Выбрать главу

И тут Черепов краем уха услышал, как кто-то возится с дверным замком. Он хотел крикнуть: «Входите, незаперто!» — но, увлеченный опытом, затаился, как мышка, и даже свет погасил от страха. Между тем кто-то, навалившись плечом, и без телепатических подсказок детектива сообразил, что дверь открыта, бесшумно проник в номер и сразу прошмыгнул в комнату. Черепов досчитал до пятидесяти, загибая пальцы и давая преступнику возможность освоиться как дома, и выпрыгнул из ванной, готовый к схватке, щупая пистолет в привычном месте и вспоминая, что убрал его в задний карман брюк. Но пистолет не понадобился: возле кровати Черепова стояла безоружная и беззащитная с виду Ничайкина и трясла простыни.
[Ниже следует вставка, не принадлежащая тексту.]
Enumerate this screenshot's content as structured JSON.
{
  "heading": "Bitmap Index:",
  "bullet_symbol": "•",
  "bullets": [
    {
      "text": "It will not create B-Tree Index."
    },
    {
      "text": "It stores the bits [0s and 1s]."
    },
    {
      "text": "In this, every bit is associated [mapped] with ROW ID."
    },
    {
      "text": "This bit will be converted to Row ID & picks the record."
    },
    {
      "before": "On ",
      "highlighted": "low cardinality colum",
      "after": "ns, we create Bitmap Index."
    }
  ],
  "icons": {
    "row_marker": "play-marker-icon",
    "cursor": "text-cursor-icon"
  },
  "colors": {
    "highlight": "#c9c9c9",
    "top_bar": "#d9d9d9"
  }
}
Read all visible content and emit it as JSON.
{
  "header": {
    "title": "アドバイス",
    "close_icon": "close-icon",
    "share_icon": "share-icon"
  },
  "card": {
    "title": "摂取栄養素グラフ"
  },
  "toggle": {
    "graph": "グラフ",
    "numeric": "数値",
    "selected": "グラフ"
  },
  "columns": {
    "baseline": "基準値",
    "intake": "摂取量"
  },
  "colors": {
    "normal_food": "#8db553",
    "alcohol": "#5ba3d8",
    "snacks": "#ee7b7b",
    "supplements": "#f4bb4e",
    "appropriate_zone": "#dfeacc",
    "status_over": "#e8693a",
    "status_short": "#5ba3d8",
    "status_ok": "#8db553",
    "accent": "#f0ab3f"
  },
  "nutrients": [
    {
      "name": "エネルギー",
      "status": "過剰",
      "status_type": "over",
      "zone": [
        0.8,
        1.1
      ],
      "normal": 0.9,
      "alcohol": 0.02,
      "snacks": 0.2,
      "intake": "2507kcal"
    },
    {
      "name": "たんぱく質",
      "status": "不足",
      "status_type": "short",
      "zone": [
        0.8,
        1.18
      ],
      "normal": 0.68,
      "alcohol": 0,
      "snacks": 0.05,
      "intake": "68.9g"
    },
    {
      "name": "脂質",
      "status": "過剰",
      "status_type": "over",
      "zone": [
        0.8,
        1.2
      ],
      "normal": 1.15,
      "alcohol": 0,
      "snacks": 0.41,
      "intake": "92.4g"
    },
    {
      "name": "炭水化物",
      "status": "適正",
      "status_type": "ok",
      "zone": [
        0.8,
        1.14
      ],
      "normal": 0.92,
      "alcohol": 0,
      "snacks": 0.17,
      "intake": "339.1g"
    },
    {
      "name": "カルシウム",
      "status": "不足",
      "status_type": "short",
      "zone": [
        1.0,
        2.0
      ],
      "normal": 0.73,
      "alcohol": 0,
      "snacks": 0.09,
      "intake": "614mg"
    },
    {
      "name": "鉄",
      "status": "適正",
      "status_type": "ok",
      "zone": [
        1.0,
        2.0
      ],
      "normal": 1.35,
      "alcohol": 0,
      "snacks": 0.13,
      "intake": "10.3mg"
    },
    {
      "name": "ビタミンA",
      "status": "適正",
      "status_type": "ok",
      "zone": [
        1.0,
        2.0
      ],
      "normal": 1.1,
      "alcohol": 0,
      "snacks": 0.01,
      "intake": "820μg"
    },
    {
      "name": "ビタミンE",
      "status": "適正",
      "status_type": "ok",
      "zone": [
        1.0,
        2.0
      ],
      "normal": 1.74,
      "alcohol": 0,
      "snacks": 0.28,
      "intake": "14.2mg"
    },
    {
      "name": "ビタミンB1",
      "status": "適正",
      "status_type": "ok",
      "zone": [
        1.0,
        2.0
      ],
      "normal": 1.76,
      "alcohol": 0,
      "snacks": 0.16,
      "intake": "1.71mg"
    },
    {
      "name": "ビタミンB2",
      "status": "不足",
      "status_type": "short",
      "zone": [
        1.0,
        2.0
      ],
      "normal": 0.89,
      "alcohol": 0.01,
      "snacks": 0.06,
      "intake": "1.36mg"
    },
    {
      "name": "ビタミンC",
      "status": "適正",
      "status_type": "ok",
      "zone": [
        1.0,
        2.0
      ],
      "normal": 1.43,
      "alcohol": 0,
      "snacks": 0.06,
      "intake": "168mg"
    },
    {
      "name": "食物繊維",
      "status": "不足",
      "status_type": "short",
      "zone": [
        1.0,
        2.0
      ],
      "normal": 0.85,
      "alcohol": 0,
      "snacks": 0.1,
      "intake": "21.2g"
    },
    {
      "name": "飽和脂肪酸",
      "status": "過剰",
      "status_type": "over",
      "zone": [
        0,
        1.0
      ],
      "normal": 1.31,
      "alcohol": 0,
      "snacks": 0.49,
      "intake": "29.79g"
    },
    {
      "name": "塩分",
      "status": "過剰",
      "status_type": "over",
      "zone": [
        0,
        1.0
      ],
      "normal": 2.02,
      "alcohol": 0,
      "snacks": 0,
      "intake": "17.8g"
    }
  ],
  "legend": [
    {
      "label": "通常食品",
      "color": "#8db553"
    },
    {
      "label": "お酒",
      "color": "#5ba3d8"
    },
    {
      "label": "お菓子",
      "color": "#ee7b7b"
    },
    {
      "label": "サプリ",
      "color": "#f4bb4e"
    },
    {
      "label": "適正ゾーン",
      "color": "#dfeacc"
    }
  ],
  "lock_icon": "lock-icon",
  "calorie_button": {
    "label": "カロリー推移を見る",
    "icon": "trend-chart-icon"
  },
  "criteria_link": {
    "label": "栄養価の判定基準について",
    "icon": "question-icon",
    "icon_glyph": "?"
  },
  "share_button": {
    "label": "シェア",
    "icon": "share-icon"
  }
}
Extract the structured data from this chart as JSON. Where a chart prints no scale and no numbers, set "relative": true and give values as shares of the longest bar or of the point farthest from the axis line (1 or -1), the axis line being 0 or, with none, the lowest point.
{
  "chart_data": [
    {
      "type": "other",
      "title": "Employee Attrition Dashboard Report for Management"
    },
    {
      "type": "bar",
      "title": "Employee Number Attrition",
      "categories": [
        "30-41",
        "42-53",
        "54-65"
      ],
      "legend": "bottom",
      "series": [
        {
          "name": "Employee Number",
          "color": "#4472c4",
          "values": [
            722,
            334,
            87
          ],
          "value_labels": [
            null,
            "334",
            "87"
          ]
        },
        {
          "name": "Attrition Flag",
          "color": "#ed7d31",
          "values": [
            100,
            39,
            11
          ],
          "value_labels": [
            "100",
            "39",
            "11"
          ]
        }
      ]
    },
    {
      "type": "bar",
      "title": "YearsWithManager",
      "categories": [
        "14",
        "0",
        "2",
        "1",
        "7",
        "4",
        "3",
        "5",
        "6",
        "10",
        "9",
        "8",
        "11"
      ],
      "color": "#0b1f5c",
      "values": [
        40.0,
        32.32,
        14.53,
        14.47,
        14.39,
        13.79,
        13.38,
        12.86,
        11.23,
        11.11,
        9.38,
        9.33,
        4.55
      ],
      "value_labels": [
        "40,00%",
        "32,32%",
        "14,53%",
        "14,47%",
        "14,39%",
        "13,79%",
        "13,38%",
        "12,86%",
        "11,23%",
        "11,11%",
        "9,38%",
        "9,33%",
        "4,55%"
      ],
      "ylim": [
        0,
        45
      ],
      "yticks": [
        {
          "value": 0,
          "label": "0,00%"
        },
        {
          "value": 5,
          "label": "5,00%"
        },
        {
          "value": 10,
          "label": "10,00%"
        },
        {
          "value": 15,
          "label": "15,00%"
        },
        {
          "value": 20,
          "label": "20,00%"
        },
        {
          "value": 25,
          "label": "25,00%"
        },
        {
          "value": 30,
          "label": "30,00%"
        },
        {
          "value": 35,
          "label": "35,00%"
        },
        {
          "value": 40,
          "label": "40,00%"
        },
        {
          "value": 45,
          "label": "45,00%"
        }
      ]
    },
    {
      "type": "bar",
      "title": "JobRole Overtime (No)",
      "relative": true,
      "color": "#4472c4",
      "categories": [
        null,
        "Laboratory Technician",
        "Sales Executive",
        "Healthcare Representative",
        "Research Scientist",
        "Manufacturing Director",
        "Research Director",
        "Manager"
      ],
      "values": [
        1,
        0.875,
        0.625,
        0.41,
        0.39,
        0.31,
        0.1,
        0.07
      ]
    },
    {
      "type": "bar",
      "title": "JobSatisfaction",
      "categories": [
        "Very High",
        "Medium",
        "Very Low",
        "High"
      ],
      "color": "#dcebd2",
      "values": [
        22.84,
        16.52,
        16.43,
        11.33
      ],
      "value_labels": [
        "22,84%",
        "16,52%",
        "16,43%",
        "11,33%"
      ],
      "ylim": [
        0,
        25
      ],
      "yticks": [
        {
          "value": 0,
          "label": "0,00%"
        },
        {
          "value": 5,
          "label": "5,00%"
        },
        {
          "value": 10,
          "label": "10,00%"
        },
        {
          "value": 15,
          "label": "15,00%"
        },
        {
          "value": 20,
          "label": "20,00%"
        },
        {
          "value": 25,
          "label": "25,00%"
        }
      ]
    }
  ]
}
— Вот это подарок! — завопил детектив, подкравшись, как барс, и схватил критикессу за бока.

— Я… я… просто заглянула, дверь меня пустила…

— Без стука, без приглашения, собственным ключом… — подсчитывал Черепов.

— Просто положить некуда, карманов нет.

— А зачем вам куда-то класть ключ от моего номера?

— Тут во всех номерах такие замки, что к ним любой ключ подходит и даже палец к некоторым.

— А что вы потеряли в моих простынях?

Ничайкина стушевалась и сникла, по розовой щеке поплыла черная слеза.

— Этого я вам никогда не скажу, хоть под пыткой.

— Немедленно признавайтесь в содеянном, — посоветовал Черепов, — и советский народ в лице советского самого гуманного суда немедленно вас простит так, как вы этого заслуживаете!

— Но в чем сознаваться? Посоветуйте!

— Лучше во всем сразу, даже в побочном.

— Нет, во всем я не могу: половину просто не помню — ту, что из девичьей жизни, — да и признание займет не один день.

— Тогда!.. — грозно начал Черепов, растопыривая руки, как символ справедливости.

Но Ничайкина перебила его:

— Да ведь я полюбила вас, дурачок вы мой недогадливый! Простите… — Она забросала лицо ладонями и ускакала в свой номер, вскидывая пунцовые коленки.

«Однако! Какой я хват! — подумал Черепов, оставшись наедине с мыслями, и любовно рассмотрел себя — изувеченного и покореженного — в зеркало. — Сейчас она мне все выложит как на духу, или я ничего не понимаю в женщинах, в которых любой дурак разберется, не то что следователь со стажем. Представлюсь, что взаимен в любви, и покорю без труда, как Чудачкава — Четвертинку Черного. Жаль только, что у Ничайкиной глаза цвета моего поноса, и долго я с ней не побеседую — живот не позволит», — решил детектив.

Но сразу же не понесся вдогонку, а заглянул в ванную и посмотрел на результат экспертизы. Результат оказался вполне положительным: серьга растворилась полностью. Следовательно, она была золотая. Что и требовалось доказать любым подручным способом. На то и «царская водка», чтобы растворять царские металлы без остатка. Проклиная судейскую бюрократию, Черепов тут же накатал акт экспертизы по форме, и, не решив ничего путного, как обойтись с раствором, спустил его в унитаз. «Ну-с, а теперь поболтаем с барышней!» — Черепов от удовольствия полюбовной схватки даже потер ладонь о ладонь и алчно постучал уцелевшими зубами…

Ничайкина стояла у окна спиной к детективу и смотрела на море, видимо успокаивая себя его внешним видом после вырвавшегося признания.

— А что за человек был Чернилов? — спросил Черепов как можно ласковей, как о подарке к Восьмому марта.

— То есть как это «был»? Вы что, его похоронили?

«Стыдно, — покраснел детектив внутренностями. — Стыдно допускать детские промахи с моим опытом в органах».

— Что имел в виду Чернилов, когда сказал за ужином: «Умирать не хочется, а придется»? — спросил Черепов, уходя от вопроса о похоронах к существенному вопросу.

— А вот вы у него и спросите.

Лицо детектива побелело и покрылось мелкими багровыми точками: сколько ему еще терпеть издевательства от этих зажравшихся литераторов! Он не совладал с нервами, плюнул на этику, призрел приличия и закричал во всю глотку, как гестаповец в кино:

— Хватит валять дуру! Даже если вы дура и есть! Выкладывайте все, пока я всерьез не разбушевался!